Luz Gallegos, of TODEC legal center, an immigrant rights organization in Southern California, said the shootings had sown fear among Hispanics who no longer feel safe.

“The president has changed the law of the land and has empowered white supremacist groups… and given them the green light to act on their hate,” Gallegos said.


Salas said there was no doubt in her mind that people with racist tendencies today felt emboldened, thanks to Trump, to attack people of colour or anyone considered different.

“Trepidation has been a much more common feeling since President Trump came to office,” she said.

Still, community leaders said they were encouraging Latinos to stand proud and not succumb to fear.

“The question for me is how we are going to respond, and we are not going to do so the same way because when we have fear and hatred in our heart we cannot defend ourselves rationally,” Alvarado said. “We need to remove the fear and step up and call the attacks as they are — evil and white supremacist.”

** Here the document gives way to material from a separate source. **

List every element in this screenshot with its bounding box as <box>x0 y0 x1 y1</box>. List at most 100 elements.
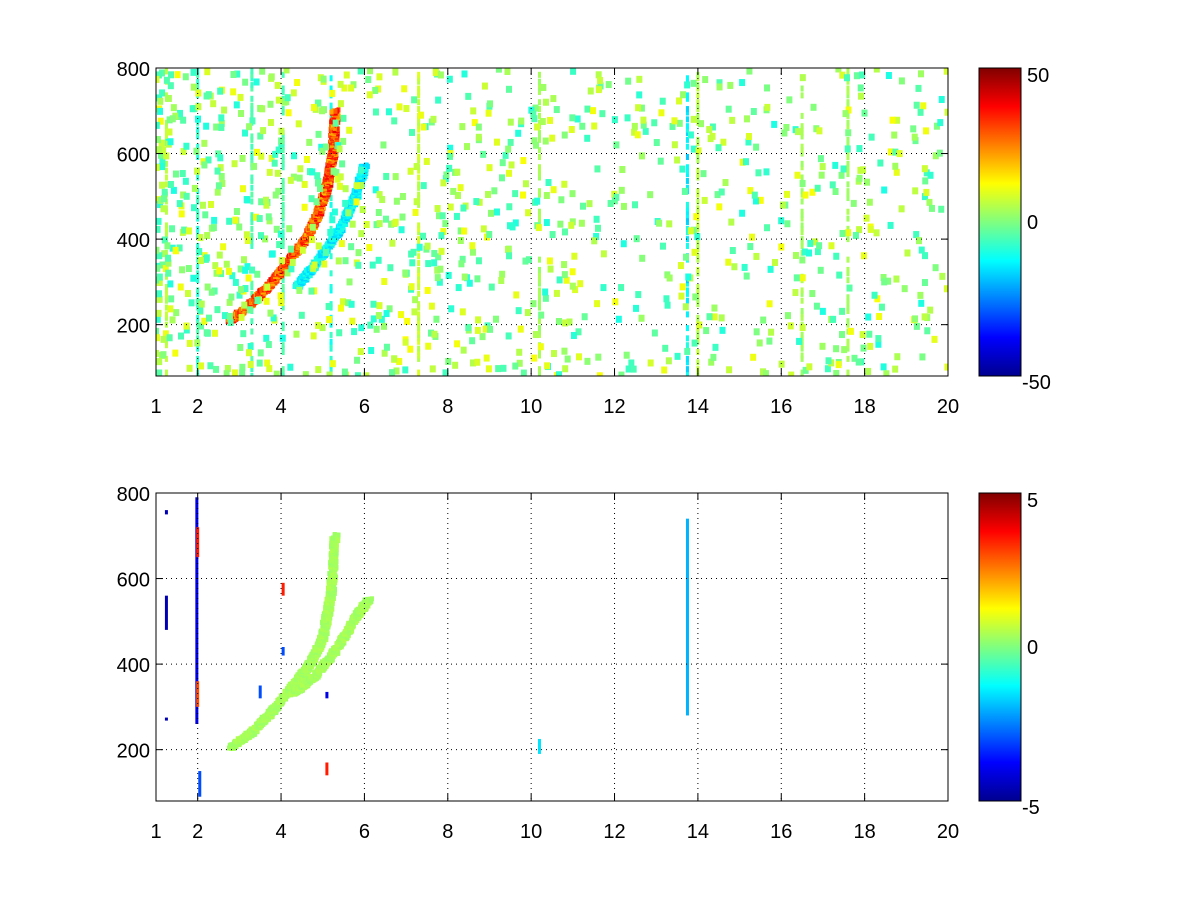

As political rivals heaped scorn on Trump over repeated controversial remarks he has made against immigrants, the president on Monday expressed “horror” over the twin weekend attacks and urged the nation to unite.

“Our nation must condemn racism, bigotry, and white supremacy,” Trump said, adding that mental illness was the main culprit for the violence, rather than the ready availability of firearms or extremist thinking.